Fortunately, the things were pretty serious about avoiding shallow water, “shallow” being anything under three hundred feet or so. The Makassar Strait was considerably deeper than that, but the ’Cats believed the hundred-mile width of the strait was too confining for the monsters. Usually. They were known to haunt the deep water of the Celebes and Sulu seas, however. They cruised along with their mouths open wide, much like the blue whales Matt was familiar with that constantly ingested swarms of krill to sustain their tremendous bodies. Mountain fish were similar in principle, except the “krill” they consumed was anything else that swam in the sea, up to and including the huge plesiosaurs the Lemurians called “gri-kakka.” Matt had seen gri-kakka as large as sperm whales.
For obvious reasons there weren’t many mountain fish, and the estimated half dozen or so that could sustain themselves in a body of water the size of the Celebes Sea were highly territorial.

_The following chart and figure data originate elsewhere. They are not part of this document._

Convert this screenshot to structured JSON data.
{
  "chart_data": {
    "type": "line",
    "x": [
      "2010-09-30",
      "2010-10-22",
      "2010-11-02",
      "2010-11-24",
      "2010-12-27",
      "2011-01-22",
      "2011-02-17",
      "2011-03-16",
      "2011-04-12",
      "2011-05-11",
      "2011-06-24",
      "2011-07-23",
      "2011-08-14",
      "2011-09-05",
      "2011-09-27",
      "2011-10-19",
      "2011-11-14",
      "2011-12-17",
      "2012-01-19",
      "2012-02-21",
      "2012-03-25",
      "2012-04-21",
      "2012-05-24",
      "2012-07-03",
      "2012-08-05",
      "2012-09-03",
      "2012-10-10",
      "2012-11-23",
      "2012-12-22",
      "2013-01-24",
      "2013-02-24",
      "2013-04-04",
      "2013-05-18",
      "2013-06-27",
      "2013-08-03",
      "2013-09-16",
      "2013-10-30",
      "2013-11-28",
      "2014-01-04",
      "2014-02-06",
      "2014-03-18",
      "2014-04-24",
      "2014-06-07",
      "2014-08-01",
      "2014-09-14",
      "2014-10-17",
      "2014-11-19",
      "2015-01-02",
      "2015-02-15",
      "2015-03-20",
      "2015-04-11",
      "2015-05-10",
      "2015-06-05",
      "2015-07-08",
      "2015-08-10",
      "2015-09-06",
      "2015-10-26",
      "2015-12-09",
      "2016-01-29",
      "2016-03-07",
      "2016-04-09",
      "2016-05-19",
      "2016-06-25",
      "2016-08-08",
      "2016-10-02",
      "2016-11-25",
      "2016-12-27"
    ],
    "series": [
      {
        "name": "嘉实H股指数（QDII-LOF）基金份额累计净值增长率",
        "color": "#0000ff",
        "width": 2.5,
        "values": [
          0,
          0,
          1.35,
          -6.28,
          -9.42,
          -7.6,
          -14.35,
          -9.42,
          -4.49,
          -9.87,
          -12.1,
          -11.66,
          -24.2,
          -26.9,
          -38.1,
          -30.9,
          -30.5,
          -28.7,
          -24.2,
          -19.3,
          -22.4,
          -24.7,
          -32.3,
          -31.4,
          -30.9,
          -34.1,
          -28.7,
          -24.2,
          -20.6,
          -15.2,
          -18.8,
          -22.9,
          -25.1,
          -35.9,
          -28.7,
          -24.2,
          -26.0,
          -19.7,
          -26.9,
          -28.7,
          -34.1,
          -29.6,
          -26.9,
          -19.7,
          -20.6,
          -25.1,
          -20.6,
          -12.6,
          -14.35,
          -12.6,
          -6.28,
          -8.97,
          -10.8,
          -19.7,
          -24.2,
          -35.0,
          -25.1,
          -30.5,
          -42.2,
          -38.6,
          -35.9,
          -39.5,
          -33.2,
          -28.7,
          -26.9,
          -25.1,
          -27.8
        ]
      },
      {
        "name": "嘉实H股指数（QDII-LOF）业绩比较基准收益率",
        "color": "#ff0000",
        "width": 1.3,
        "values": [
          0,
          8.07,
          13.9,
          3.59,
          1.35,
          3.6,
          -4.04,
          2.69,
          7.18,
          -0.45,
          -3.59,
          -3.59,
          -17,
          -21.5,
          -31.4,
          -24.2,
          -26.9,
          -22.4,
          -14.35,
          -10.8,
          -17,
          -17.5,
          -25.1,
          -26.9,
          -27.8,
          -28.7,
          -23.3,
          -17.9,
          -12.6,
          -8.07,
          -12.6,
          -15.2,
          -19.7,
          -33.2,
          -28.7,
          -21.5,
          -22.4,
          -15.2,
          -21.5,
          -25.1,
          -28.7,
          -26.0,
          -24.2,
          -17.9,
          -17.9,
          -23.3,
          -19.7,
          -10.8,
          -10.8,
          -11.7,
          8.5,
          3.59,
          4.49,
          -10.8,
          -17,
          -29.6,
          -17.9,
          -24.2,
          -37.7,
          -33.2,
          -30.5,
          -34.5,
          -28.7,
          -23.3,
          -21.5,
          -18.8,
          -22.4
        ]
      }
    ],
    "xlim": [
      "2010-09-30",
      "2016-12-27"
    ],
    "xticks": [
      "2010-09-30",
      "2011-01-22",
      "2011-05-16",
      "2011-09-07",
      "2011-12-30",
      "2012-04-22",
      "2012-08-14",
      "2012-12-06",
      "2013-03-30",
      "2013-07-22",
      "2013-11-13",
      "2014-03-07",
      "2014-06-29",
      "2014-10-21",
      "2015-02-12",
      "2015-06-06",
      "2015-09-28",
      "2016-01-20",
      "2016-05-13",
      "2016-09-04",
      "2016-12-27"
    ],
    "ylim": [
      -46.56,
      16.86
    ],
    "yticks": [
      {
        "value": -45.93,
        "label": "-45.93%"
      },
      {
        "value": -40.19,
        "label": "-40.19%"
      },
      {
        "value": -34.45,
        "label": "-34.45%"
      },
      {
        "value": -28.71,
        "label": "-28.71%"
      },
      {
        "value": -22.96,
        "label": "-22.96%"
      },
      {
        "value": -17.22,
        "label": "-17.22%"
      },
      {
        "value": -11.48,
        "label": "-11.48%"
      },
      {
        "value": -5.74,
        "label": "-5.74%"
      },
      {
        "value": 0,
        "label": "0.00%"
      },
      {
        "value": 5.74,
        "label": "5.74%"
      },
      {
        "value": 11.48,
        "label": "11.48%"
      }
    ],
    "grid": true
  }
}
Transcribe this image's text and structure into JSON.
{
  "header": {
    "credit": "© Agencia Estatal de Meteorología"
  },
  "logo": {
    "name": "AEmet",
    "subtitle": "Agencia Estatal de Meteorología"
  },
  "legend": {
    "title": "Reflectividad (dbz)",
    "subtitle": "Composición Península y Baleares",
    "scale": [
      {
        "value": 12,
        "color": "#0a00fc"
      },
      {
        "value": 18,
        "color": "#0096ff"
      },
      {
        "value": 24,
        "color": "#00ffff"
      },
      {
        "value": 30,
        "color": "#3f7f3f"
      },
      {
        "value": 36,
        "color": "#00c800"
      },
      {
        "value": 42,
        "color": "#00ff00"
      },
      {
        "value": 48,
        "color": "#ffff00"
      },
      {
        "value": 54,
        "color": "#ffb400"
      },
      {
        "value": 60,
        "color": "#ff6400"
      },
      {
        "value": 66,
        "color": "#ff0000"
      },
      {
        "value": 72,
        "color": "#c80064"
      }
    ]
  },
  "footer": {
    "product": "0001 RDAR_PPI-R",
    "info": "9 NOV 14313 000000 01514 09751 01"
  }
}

They didn’t migrate, as far as anyone could tell, which meant they must not have to eat all the time, because the majority of their prey did move from place to place. Regardless of the hopefully effective “surprises”
Walker
had in store for the immense creatures, Matt was perfectly content to leave them in peace as long as they extended the same courtesy to his ship.

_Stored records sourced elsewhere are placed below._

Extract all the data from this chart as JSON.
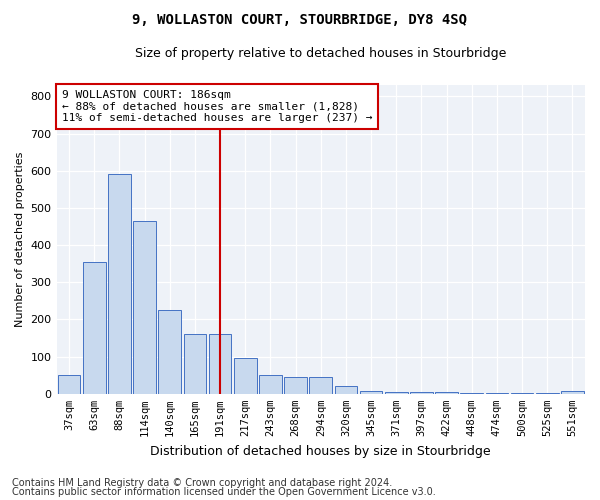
{
  "title": "9, WOLLASTON COURT, STOURBRIDGE, DY8 4SQ",
  "subtitle": "Size of property relative to detached houses in Stourbridge",
  "xlabel": "Distribution of detached houses by size in Stourbridge",
  "ylabel": "Number of detached properties",
  "categories": [
    "37sqm",
    "63sqm",
    "88sqm",
    "114sqm",
    "140sqm",
    "165sqm",
    "191sqm",
    "217sqm",
    "243sqm",
    "268sqm",
    "294sqm",
    "320sqm",
    "345sqm",
    "371sqm",
    "397sqm",
    "422sqm",
    "448sqm",
    "474sqm",
    "500sqm",
    "525sqm",
    "551sqm"
  ],
  "values": [
    50,
    355,
    590,
    465,
    225,
    160,
    160,
    95,
    50,
    45,
    45,
    20,
    8,
    6,
    5,
    4,
    3,
    2,
    2,
    1,
    8
  ],
  "bar_color": "#c8d9ee",
  "bar_edge_color": "#4472c4",
  "red_line_index": 6,
  "red_line_color": "#cc0000",
  "annotation_text": "9 WOLLASTON COURT: 186sqm\n← 88% of detached houses are smaller (1,828)\n11% of semi-detached houses are larger (237) →",
  "annotation_box_color": "#ffffff",
  "annotation_box_edge": "#cc0000",
  "ylim": [
    0,
    830
  ],
  "yticks": [
    0,
    100,
    200,
    300,
    400,
    500,
    600,
    700,
    800
  ],
  "bg_color": "#eef2f8",
  "footer1": "Contains HM Land Registry data © Crown copyright and database right 2024.",
  "footer2": "Contains public sector information licensed under the Open Government Licence v3.0."
}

Juan finally arrived with his coffee, and he took the cup with gratitude. Vile as the stuff was, it might help keep him awake. In spite of what Juan might think, he hadn’t been sleeping well. There’d been no recurrence of the old dream that once eluded him so, not since
Nerracca
’s destruction, but it had been replaced by others, ones he remembered when they woke him. The difference, he now knew, between the old dream and the ones that plagued him now was significant. Before, he’d been tormented by a sense of loss and failure—guilt, almost, that they’d survived that long-ago flight from the Japanese juggernaut when their consorts,
Exeter
,
Encounter
, and
Pope
, were all rubbed out by the relentless enemy. That they could do nothing to help, not even slow to pick up survivors, haunted him still. But the destruction of
Nerracca
and the thousands aboard her put that previous loss in perspective. They’d rescued some survivors from
Nerracca
, but only a tithe, and the hopelessness of saving more and the risk of what little they’d done in the face of
Amagi
’s guns finally galvanized his subconscious agony with a burning hatred for their foes, old and new: the Grik, and the Japanese allied with them.

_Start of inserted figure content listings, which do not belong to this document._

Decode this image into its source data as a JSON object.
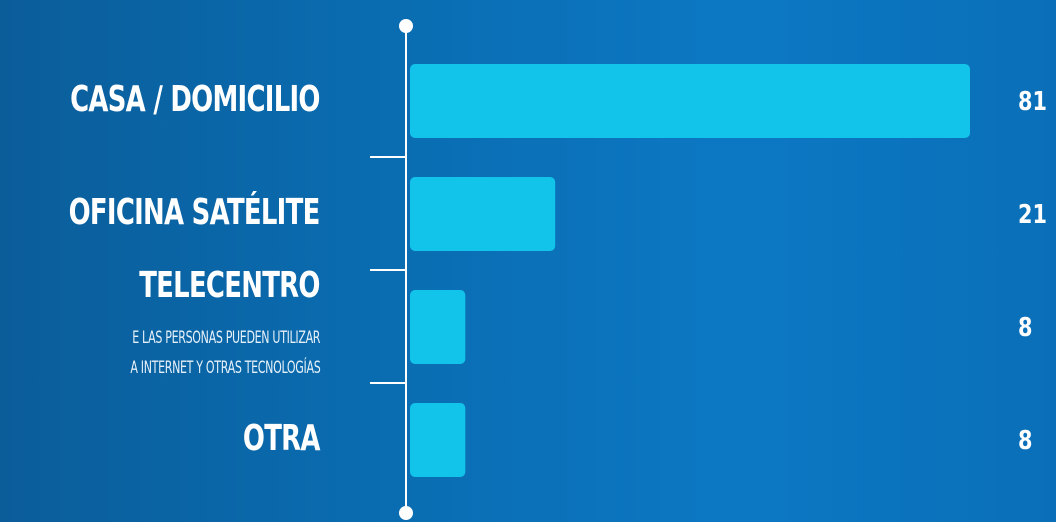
{
  "chart_data": {
    "type": "bar",
    "orientation": "horizontal",
    "categories": [
      "CASA / DOMICILIO",
      "OFICINA SATÉLITE",
      "TELECENTRO",
      "OTRA"
    ],
    "category_notes": [
      "",
      "",
      "E LAS PERSONAS PUEDEN UTILIZAR\nA INTERNET Y OTRAS TECNOLOGÍAS",
      ""
    ],
    "values": [
      81,
      21,
      8,
      8
    ],
    "value_labels": [
      "81",
      "21",
      "8",
      "8"
    ],
    "colors": {
      "bar": "#12c3ea",
      "axis": "#ffffff"
    }
  }
}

He dreamed of frantic orders and desperate attempts to save all they could, of bright, distant muzzle flashes and towering geysers of spume. Blood-streaked bodies and mangled flesh aboard his own ship, where some of the enemy’s fury found its mark, a swirling typhoon of raging flames consuming the gallant Home as shells continued to fall—these were the dreams that tormented him now, but they didn’t leave him weak; they goaded him to revenge. A revenge that would be complete only when the Grik were exterminated forever, and
Amagi
lay broken on the bottom of the sea.
His thoughts must have been evident on his face, because a familiar, gruff voice interrupted his reverie.
“It’s an important mission,” Keje said. He and Adar had approached unnoticed. They were both given the privileges of officers aboard his ship, and hadn’t asked permission to come on the bridge.
“I know. And it’s a good idea. We’re going to need all the help we can get to beat the lizards once and for all. I hope we can stir some up.” He smiled with little sincerity and lowered his voice so only his Lemurian friends could hear. He knew they were at least as passionate about their task as he. “I guess I’m just a little antsy.”